Telstra shares slumped 5 per cent to $3.04, the lowest level since 2012, after it warned that its earnings will be at the bottom of its $10.1-$10.6 billion range because of price competition and the negative impact of the national broadband network rollout on its earnings.
Only three years, ago Telstra was trading above $6.
In his speech to the TMT conference, Telstra CEO Andy Penn said: “We now expect FY18 EBITDA to be at the bottom end of FY18 guidance1 and the challenging trading conditions in FY18 to continue in FY19, including pressure on mobile and fixed ARPUs (average revenue per user) and the accelerating impact of the nbn.”
Telstra’s income is now expected to be around the middle of its $27.6 – $29.5 billion range.
Mr Penn reassured investors Telstra’s dividend would be 22 cents fully franked.
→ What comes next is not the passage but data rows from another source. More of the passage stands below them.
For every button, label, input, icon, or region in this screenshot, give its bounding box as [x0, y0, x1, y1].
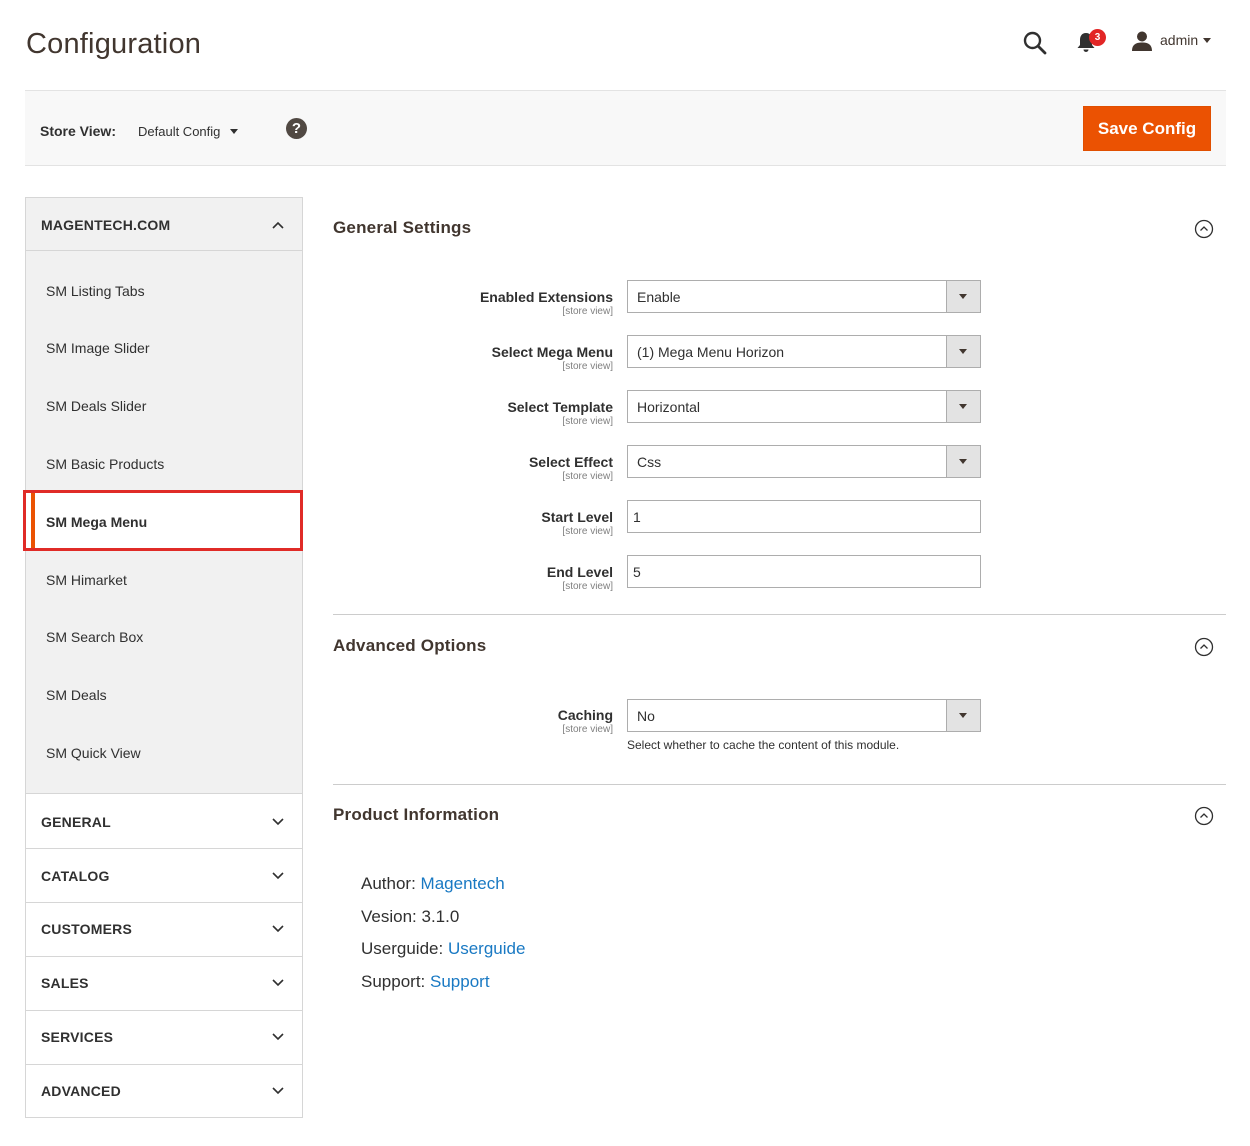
field-scope: [store view]	[562, 724, 613, 735]
enabled-extensions-select[interactable]: Enable	[627, 280, 981, 313]
select-mega-menu-select[interactable]: (1) Mega Menu Horizon	[627, 335, 981, 368]
collapse-icon[interactable]	[1194, 806, 1214, 826]
save-config-button[interactable]: Save Config	[1083, 106, 1211, 151]
general-settings-title[interactable]: General Settings	[333, 218, 471, 238]
support-row: Support: Support	[361, 972, 490, 992]
dropdown-arrow-icon[interactable]	[946, 336, 980, 367]
chevron-down-icon[interactable]	[272, 1087, 284, 1095]
product-information-title[interactable]: Product Information	[333, 805, 499, 825]
chevron-up-icon[interactable]	[272, 221, 284, 229]
select-value: Css	[637, 454, 662, 470]
sidebar-item-sm-listing-tabs[interactable]: SM Listing Tabs	[46, 283, 145, 299]
advanced-options-title[interactable]: Advanced Options	[333, 636, 486, 656]
support-link[interactable]: Support	[430, 972, 490, 991]
select-value: Enable	[637, 289, 681, 305]
field-scope: [store view]	[562, 416, 613, 427]
page-title: Configuration	[26, 28, 202, 60]
select-template-select[interactable]: Horizontal	[627, 390, 981, 423]
field-label: End Level	[546, 564, 613, 580]
chevron-down-icon[interactable]	[272, 872, 284, 880]
select-value: (1) Mega Menu Horizon	[637, 344, 785, 360]
chevron-down-icon[interactable]	[272, 925, 284, 933]
sidebar-group-label[interactable]: GENERAL	[41, 814, 111, 830]
chevron-down-icon[interactable]	[272, 1033, 284, 1041]
sidebar-section-title[interactable]: MAGENTECH.COM	[41, 217, 170, 233]
dropdown-arrow-icon[interactable]	[946, 391, 980, 422]
field-scope: [store view]	[562, 581, 613, 592]
sidebar-item-sm-deals[interactable]: SM Deals	[46, 687, 107, 703]
field-scope: [store view]	[562, 306, 613, 317]
highlight-box	[23, 490, 303, 551]
notification-badge[interactable]: 3	[1089, 29, 1106, 46]
author-label: Author:	[361, 874, 416, 893]
sidebar-item-sm-search-box[interactable]: SM Search Box	[46, 629, 143, 645]
sidebar-group-label[interactable]: SERVICES	[41, 1029, 113, 1045]
dropdown-arrow-icon[interactable]	[946, 281, 980, 312]
select-effect-select[interactable]: Css	[627, 445, 981, 478]
collapse-icon[interactable]	[1194, 219, 1214, 239]
store-view-switcher[interactable]: Default Config	[138, 124, 220, 139]
sidebar-item-sm-image-slider[interactable]: SM Image Slider	[46, 340, 149, 356]
version-row: Vesion: 3.1.0	[361, 907, 459, 927]
field-label: Start Level	[541, 509, 613, 525]
version-label: Vesion:	[361, 907, 417, 926]
store-view-label: Store View:	[40, 123, 116, 139]
sidebar-item-sm-himarket[interactable]: SM Himarket	[46, 572, 127, 588]
field-note: Select whether to cache the content of t…	[627, 738, 900, 752]
select-value: No	[637, 708, 655, 724]
field-label: Select Template	[507, 399, 613, 415]
author-link[interactable]: Magentech	[421, 874, 505, 893]
user-icon[interactable]	[1131, 30, 1153, 52]
chevron-down-icon[interactable]	[272, 979, 284, 987]
field-label: Caching	[557, 707, 613, 723]
caret-down-icon[interactable]	[230, 129, 238, 134]
userguide-label: Userguide:	[361, 939, 444, 958]
sidebar-item-sm-deals-slider[interactable]: SM Deals Slider	[46, 398, 146, 414]
section-divider	[333, 784, 1226, 785]
end-level-input[interactable]: 5	[627, 555, 981, 588]
chevron-down-icon[interactable]	[272, 818, 284, 826]
start-level-input[interactable]: 1	[627, 500, 981, 533]
sidebar-item-sm-basic-products[interactable]: SM Basic Products	[46, 456, 164, 472]
input-value: 5	[633, 564, 641, 580]
dropdown-arrow-icon[interactable]	[946, 700, 980, 731]
userguide-row: Userguide: Userguide	[361, 939, 525, 959]
sidebar-group-label[interactable]: ADVANCED	[41, 1083, 121, 1099]
help-icon[interactable]: ?	[286, 118, 307, 139]
field-label: Select Mega Menu	[491, 344, 613, 360]
field-scope: [store view]	[562, 361, 613, 372]
caret-down-icon[interactable]	[1203, 38, 1211, 43]
input-value: 1	[633, 509, 641, 525]
sidebar-group-label[interactable]: CATALOG	[41, 868, 110, 884]
field-scope: [store view]	[562, 471, 613, 482]
field-label: Select Effect	[528, 454, 613, 470]
version-value: 3.1.0	[421, 907, 460, 926]
author-row: Author: Magentech	[361, 874, 505, 894]
admin-user-menu[interactable]: admin	[1160, 32, 1198, 48]
select-value: Horizontal	[637, 399, 701, 415]
userguide-link[interactable]: Userguide	[448, 939, 526, 958]
dropdown-arrow-icon[interactable]	[946, 446, 980, 477]
field-scope: [store view]	[562, 526, 613, 537]
field-label: Enabled Extensions	[479, 289, 613, 305]
sidebar-group-label[interactable]: CUSTOMERS	[41, 921, 132, 937]
section-divider	[333, 614, 1226, 615]
collapse-icon[interactable]	[1194, 637, 1214, 657]
caching-select[interactable]: No	[627, 699, 981, 732]
sidebar-item-sm-quick-view[interactable]: SM Quick View	[46, 745, 141, 761]
search-icon[interactable]	[1022, 30, 1048, 56]
support-label: Support:	[361, 972, 426, 991]
sidebar-group-label[interactable]: SALES	[41, 975, 89, 991]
And revenue is expected to be around the middle of the $27.6 – $29.5 billion range and free cash flow near the top, perhaps even above, its $4.2 – $4.7 billion guidance.
Mr Penn said Telstra will continue to focus on reducing costs and expects costs to reduce by approximately 7 per cent.
He said that while he is optimistic about the long term of the industry and for Telstra, the big concern is about the short term.
“The National Broadband Network in particular has driven a number of challenging dynamics for the industry that collectively point to a difficult trading period ahead,” Mr Penn said.
“This is having a very material impact on the economics of the whole industry and has triggered a step change in the competitive environment.”